There has been a leak in my bathroom ceiling since January. First, my superintendent duct taped it and called it a day. When the leak persisted a few months later chewing away and leaving behind its brown drool another man came over to caulk and spray paint it. It has dripped here and there since, but nothing strong enough to warrant a useless phone call to my landlord.
Then, at 3 in the morning three weeks ago, a flood the color of urine poured from my vent. The leak was so great that it crawled to my kitchen and living room ceilings. It stopped after 90 minutes, after three ruined towels and 10 destroyed books.
"The guy above you forgot to turn off his bathtub," my super said the next morning, as was his response to all three incidents. And then his other usual reply: "Someone will be in touch to fix it."
To my luck, the tenant living exactly one apartment over from mine was moving out.
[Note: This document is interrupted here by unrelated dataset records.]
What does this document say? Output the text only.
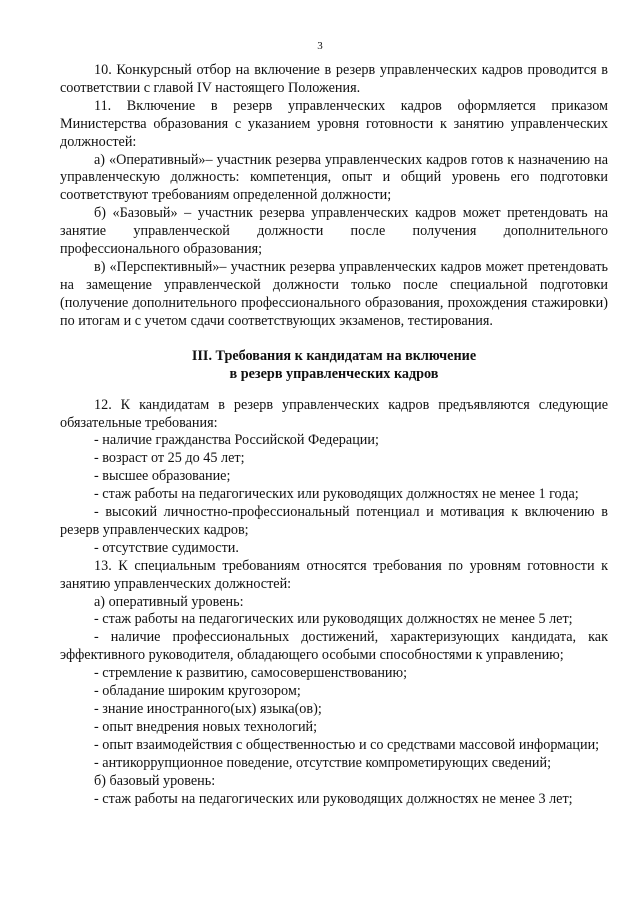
3

10. Конкурсный отбор на включение в резерв управленческих кадров проводится в соответствии с главой IV настоящего Положения.

11. Включение в резерв управленческих кадров оформляется приказом Министерства образования с указанием уровня готовности к занятию управленческих должностей:

а) «Оперативный»– участник резерва управленческих кадров готов к назначению на управленческую должность: компетенция, опыт и общий уровень его подготовки соответствуют требованиям определенной должности;

б) «Базовый» – участник резерва управленческих кадров может претендовать на занятие управленческой должности после получения дополнительного профессионального образования;

в) «Перспективный»– участник резерва управленческих кадров может претендовать на замещение управленческой должности только после специальной подготовки (получение дополнительного профессионального образования, прохождения стажировки) по итогам и с учетом сдачи соответствующих экзаменов, тестирования.

III. Требования к кандидатам на включение
в резерв управленческих кадров

12. К кандидатам в резерв управленческих кадров предъявляются следующие обязательные требования:

- наличие гражданства Российской Федерации;

- возраст от 25 до 45 лет;

- высшее образование;

- стаж работы на педагогических или руководящих должностях не менее 1 года;

- высокий личностно-профессиональный потенциал и мотивация к включению в резерв управленческих кадров;

- отсутствие судимости.

13. К специальным требованиям относятся требования по уровням готовности к занятию управленческих должностей:

а) оперативный уровень:

- стаж работы на педагогических или руководящих должностях не менее 5 лет;

- наличие профессиональных достижений, характеризующих кандидата, как эффективного руководителя, обладающего особыми способностями к управлению;

- стремление к развитию, самосовершенствованию;

- обладание широким кругозором;

- знание иностранного(ых) языка(ов);

- опыт внедрения новых технологий;

- опыт взаимодействия с общественностью и со средствами массовой информации;

- антикоррупционное поведение, отсутствие компрометирующих сведений;

б) базовый уровень:

- стаж работы на педагогических или руководящих должностях не менее 3 лет;
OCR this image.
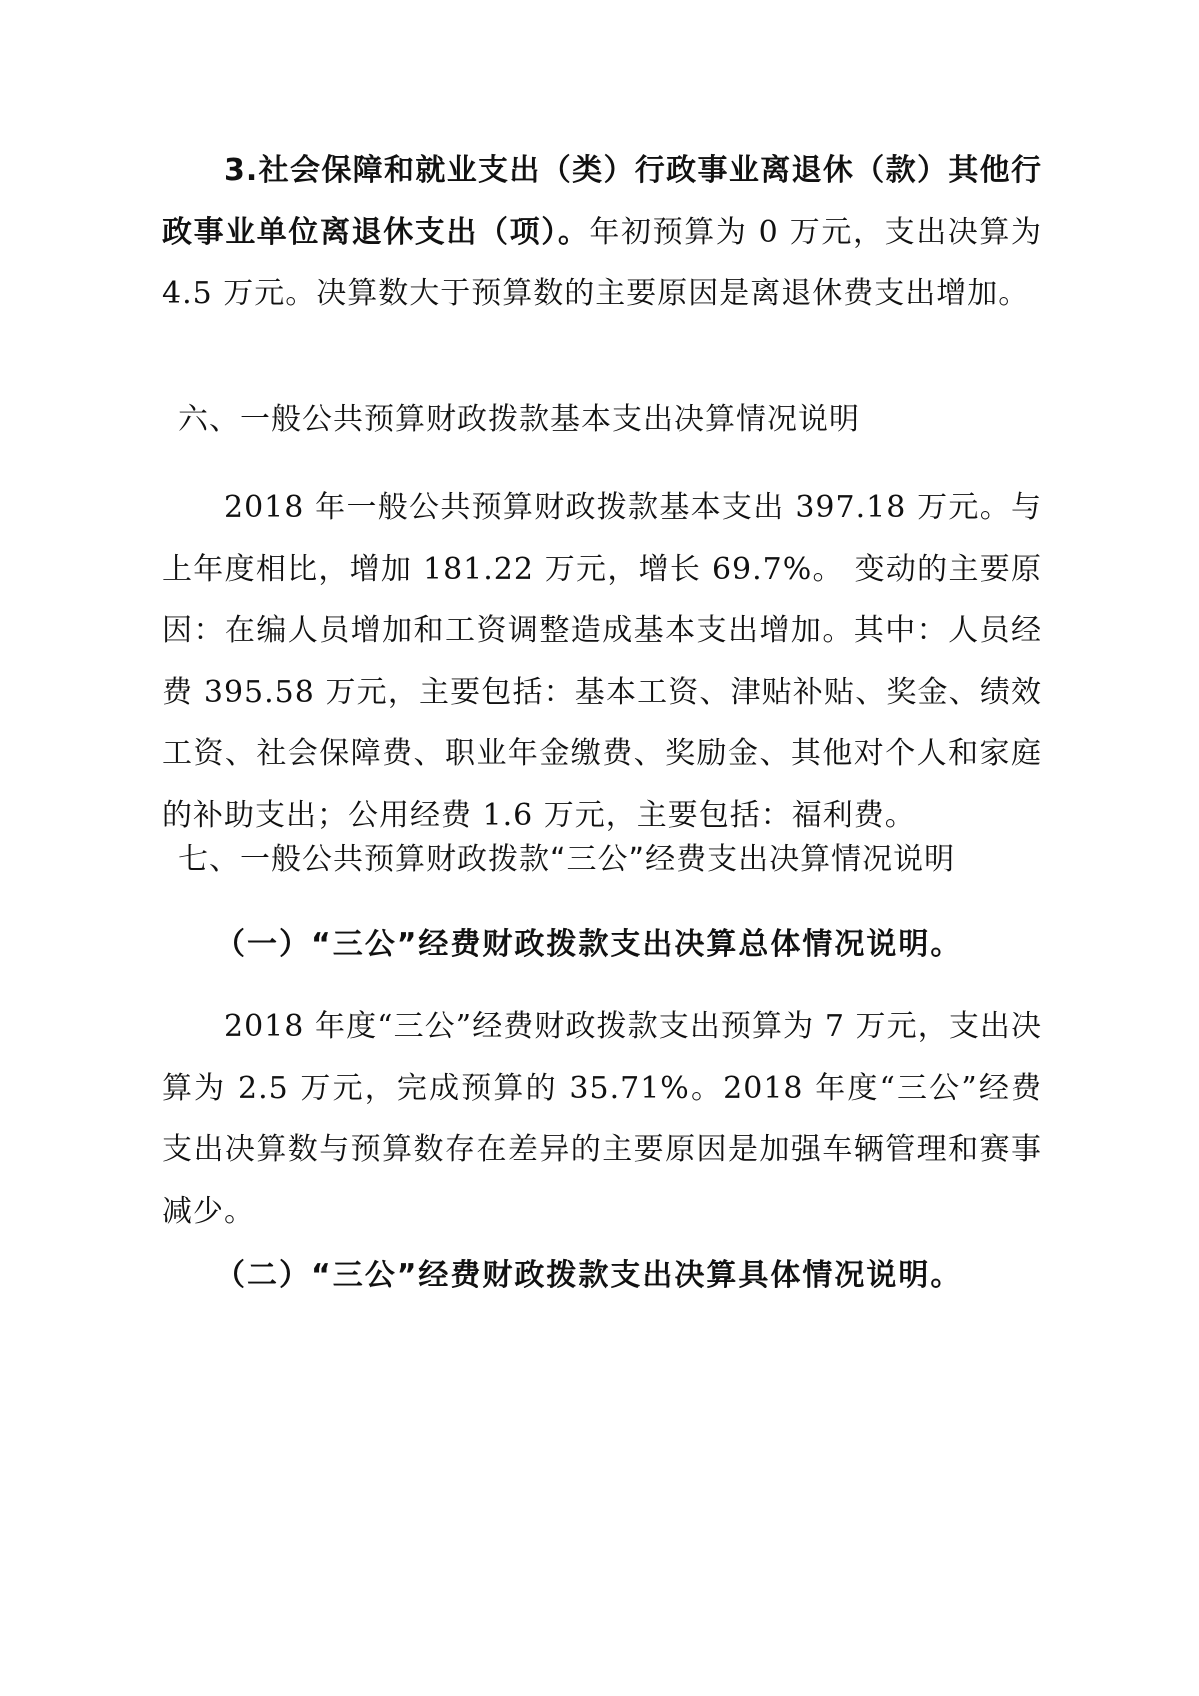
3.社会保障和就业支出（类）行政事业离退休（款）其他行政事业单位离退休支出（项）。年初预算为 0 万元，支出决算为 4.5 万元。决算数大于预算数的主要原因是离退休费支出增加。
六、一般公共预算财政拨款基本支出决算情况说明
2018 年一般公共预算财政拨款基本支出 397.18 万元。与上年度相比，增加 181.22 万元，增长 69.7%。 变动的主要原因：在编人员增加和工资调整造成基本支出增加。其中：人员经费 395.58 万元，主要包括：基本工资、津贴补贴、奖金、绩效工资、社会保障费、职业年金缴费、奖励金、其他对个人和家庭的补助支出；公用经费 1.6 万元，主要包括：福利费。
七、一般公共预算财政拨款“三公”经费支出决算情况说明
（一）“三公”经费财政拨款支出决算总体情况说明。
2018 年度“三公”经费财政拨款支出预算为 7 万元，支出决算为 2.5 万元，完成预算的 35.71%。2018 年度“三公”经费支出决算数与预算数存在差异的主要原因是加强车辆管理和赛事减少。
（二）“三公”经费财政拨款支出决算具体情况说明。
We have the same size apartments, except his is a studio. I called management to see if I could switch.
"I'm done dealing with this leak," I said, trying not to unleash my anger (I don't want to end up homeless).
They thought about it for a week, finally acknowledged that I was a respectful and punctual tenant, and then said I could move. The only catch: rent would be an extra $150 per month.
I currently live alone in a one-bedroom apartment on the Upper East Side in "Yorkville." My rent isn't as expensive as the rest of the island even with the extra amount I'd still be paying less than half of the average monthly rent for New Yorkers: $3,459 (a 3 percent jump compared to last year, according to Citi Habitats). But it's still a lot of money for a freelance writer with college loans.
My brimming irritation boiled over.
After letting me semi-politely vent, Management replied calmly.
"This is a business Sarah, and this is Manhattan," he said. "We're not here to make you a home."
I'm used to this kind of do-or-die capriciousness. Since I'm not willing to move back into a borough, and because it's too expensive to move anywhere else in Manhattan, I bit the bullet and said, "Fine."
"Great," he said. "Be out by tomorrow night."
It's no surprise that space is sparse here. People rent back yards for $100 an hour (wedged between two walls in the East Village on Ludlow Street, the "Timeshare Backyard" is a verdant refuge of open land, stocked with all kinds of backyard essentials: charcoal grill, plastic coolers, lounge chairs and hula hoops ...) or visit crowded parks if they're nostalgic for greenery.
Similarly, if people want to make a home here, they need to live with others or be willing to pay for their own space. That said, the current craziness of New York rent is particularly high right now.
The last time rents shot up this much, they were tied to a strong economy, low unemployment and booming business on Wall Street. But Manhattan rental prices seem to be divorced from the larger economic picture at the moment.
There is evidence that rising rents are driving prospective renters into the sales market. "Now's the time to buy!" I hear a lot of people say. But for me, and many others, buying a home here is not an option.
While sky-high rents hit new heights in July, the vacancy rate widened for the second month in a row, meaning rents may have reached their tipping point (the vacancy rate reached 1.2 percent, up from 1.01 percent in June and up from 0.86 percent last July). With substantially more inventory on the market in what is usually a very busy rental month, I'm hoping that lower rents might be around the corner. But who knows
After writing out a hefty check to my landlord, I spent Thursday lugging my stuff ten feet away. Sometimes when I feel myself leaning toward the miserable cynicism Manhattan tends to worm out of people, I repeat something good in my head to remind myself why I love living here.
I thought: I love NY for its culture and people. I love it for its ruthlessness, albeit emotionally and financially expensive at times. I love it for its nooks and crannies of beauty and kindness. Mostly, I love NY because if I can make it here, I can make it anywhere.